Ce n'est pas un plaidoyer pour les «interdits», c'est une défense de l'Etat de droit, et celui-ci n'admet pas d'exception. L'Administration ne peut pas tolérer les trafiquants partout et leur interdire l'accès à la deuxième Chambre.
Les élections de la deuxième Chambre n'ont pas fini de nous dégoûter, les tripatouillages en tous genres sont la règle. Tout cela est si définitivement affligeant que tout commentaire paraît superflu.
Cependant, l'on apprend qu'une bonne dizaine de candidats à la candidature ont été dissuadés par le ministère de l'Intérieur ou tout simplement récusés par l'Administration. Celle-ci leur reprocherait des liens avec les narcotrafiquants, on tombe des nues, parce qu'il s'agit d'individus qui ont déjà siégé au Parlement, qui sont membres des bureaux et parfois présidents de Chambre professionnelle, qui dirigent des affaires en apparence légales et qui n'ont jamais été inquiétés par la Justice.
La vox populi les désigne souvent comme des parrains du hasch mais sans susciter ni l'intérêt de la Justice ni la curiosité des brigades spécialisées.
Que l'administration veuille empêcher les barons du Hasch de légiférer pour le pays c'est un désir louable, cependant elle devrait le faire conformément à la loi. En d'autres termes, empêcher les narcotrafiquants d'acquérir des cartes de parlementaires n'a de sens que si dans la foulée, la justice prouve et condamne les faits délictueux qui leur sont reprochés et qui sont probablement vrais pour la majorité d'entre eux. Ce n'est pas un plaidoyer pour les «interdits », c'est une défense de l'Etat de droit, et celui-ci n'admet pas d'exception. L'Administration ne peut pas tolérer les trafiquants partout et leur interdire l'accès à la deuxième Chambre. L'application stricte de la loi voudrait qu'elle leur ouvre les portes de la prison après un procès en règle où elle apporte les preuves de ses accusations.

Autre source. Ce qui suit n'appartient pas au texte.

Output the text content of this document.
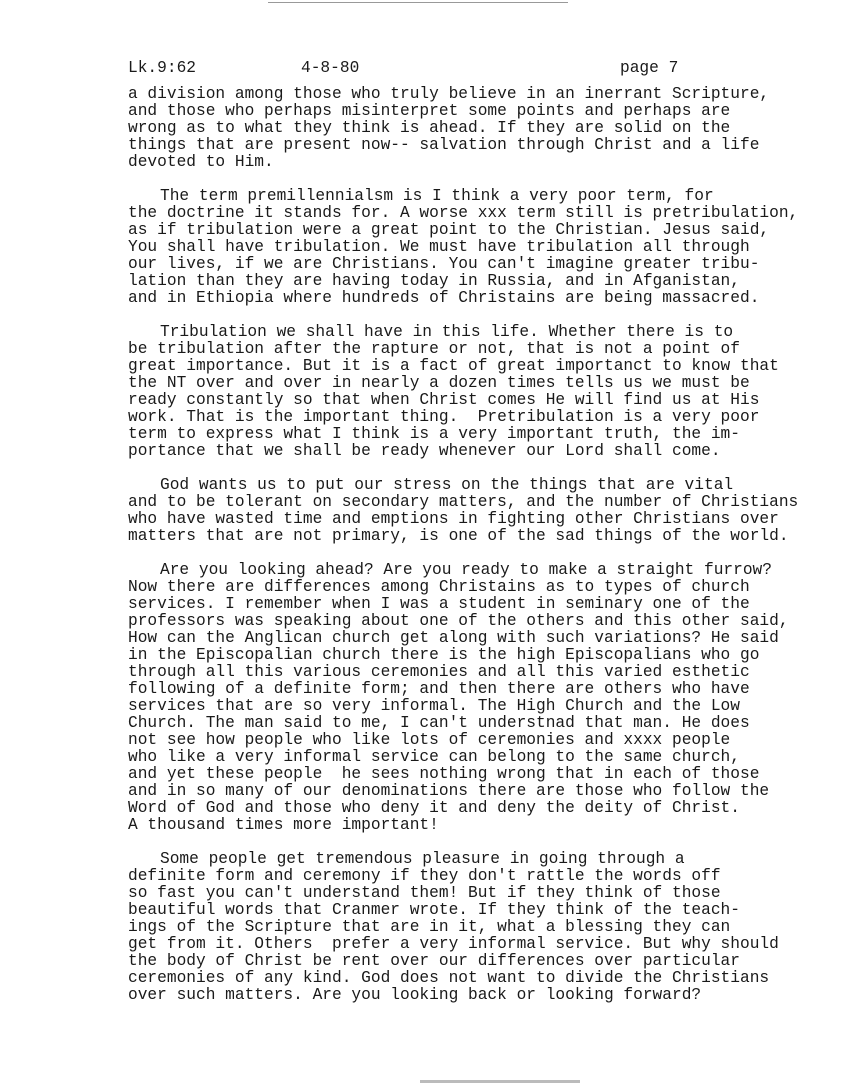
Lk.9:62	4-8-80	page 7
a division among those who truly believe in an inerrant Scripture,
and those who perhaps misinterpret some points and perhaps are
wrong as to what they think is ahead. If they are solid on the
things that are present now-- salvation through Christ and a life
devoted to Him.
The term premillennialsm is I think a very poor term, for
the doctrine it stands for. A worse xxx term still is pretribulation,
as if tribulation were a great point to the Christian. Jesus said,
You shall have tribulation. We must have tribulation all through
our lives, if we are Christians. You can't imagine greater tribu-
lation than they are having today in Russia, and in Afganistan,
and in Ethiopia where hundreds of Christains are being massacred.
Tribulation we shall have in this life. Whether there is to
be tribulation after the rapture or not, that is not a point of
great importance. But it is a fact of great importanct to know that
the NT over and over in nearly a dozen times tells us we must be
ready constantly so that when Christ comes He will find us at His
work. That is the important thing.  Pretribulation is a very poor
term to express what I think is a very important truth, the im-
portance that we shall be ready whenever our Lord shall come.
God wants us to put our stress on the things that are vital
and to be tolerant on secondary matters, and the number of Christians
who have wasted time and emptions in fighting other Christians over
matters that are not primary, is one of the sad things of the world.
Are you looking ahead? Are you ready to make a straight furrow?
Now there are differences among Christains as to types of church
services. I remember when I was a student in seminary one of the
professors was speaking about one of the others and this other said,
How can the Anglican church get along with such variations? He said
in the Episcopalian church there is the high Episcopalians who go
through all this various ceremonies and all this varied esthetic
following of a definite form; and then there are others who have
services that are so very informal. The High Church and the Low
Church. The man said to me, I can't understnad that man. He does
not see how people who like lots of ceremonies and xxxx people
who like a very informal service can belong to the same church,
and yet these people  he sees nothing wrong that in each of those
and in so many of our denominations there are those who follow the
Word of God and those who deny it and deny the deity of Christ.
A thousand times more important!
Some people get tremendous pleasure in going through a
definite form and ceremony if they don't rattle the words off
so fast you can't understand them! But if they think of those
beautiful words that Cranmer wrote. If they think of the teach-
ings of the Scripture that are in it, what a blessing they can
get from it. Others  prefer a very informal service. But why should
the body of Christ be rent over our differences over particular
ceremonies of any kind. God does not want to divide the Christians
over such matters. Are you looking back or looking forward?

Or ces gens font des affaires, représentent le Maroc dans des forums d'hommes d'affaires, sont des notables dans leurs régions. Question crédibilité de la lutte anti-drogue, on repassera, ce n'est pas le moindre coût de cette incohérence. Car toutes les chancelleries concernées ont repéré l'information et tireront la même conclusion à savoir, que les barons de la drogue sont connus, répertoriés et protégés à condition qu'ils ne viennent pas à la politique. Et même là, on leur oppose un refus sans conséquence judiciaire. Les faux démocrates qui jubilent et applaudissent «la fermeté de l'Administration » ont tout faux. Dans un Etat de droit, ce sont les tribunaux qui condamnent et non pas les renseignements généraux. En démocratie, tout citoyen éligible a le droit de concourir. Parler de volonté d'assainir la représentation nationale est une incohérence absolue dans ce cas précis. Ce pouvoir d'exception donné à l'Administration est un viol caractérisé des règles de base de l'Etat de droit. L'applaudir au nom d'un réalisme bon marché est une absurdité sans nom.
Les fortunes accumulées illégalement et recyclées dans des activités à peu près légales sont légion et pas uniquement au Nord. Il y a deux attitudes possibles : leur déclarer la guerre dans le strict respect des lois en assumant le risque d'un marasme économique, passager ou même durable et en ignorant le chantage à l'emploi, ou alors les blanchir officiellement en amnistiant tous les délits passés, mais en mettant en musique les moyens d'appliquer la loi dans toute sa rigueur dès le lendemain. L'incohérence actuelle alimente les suspicions sur ce sujet délicat. Quant à la deuxième Chambre avec ou sans haschich, elle ne sent pas bon, ce qui déshonore tous ceux qui se battent pour y accéder et les partis qui les soutiennent.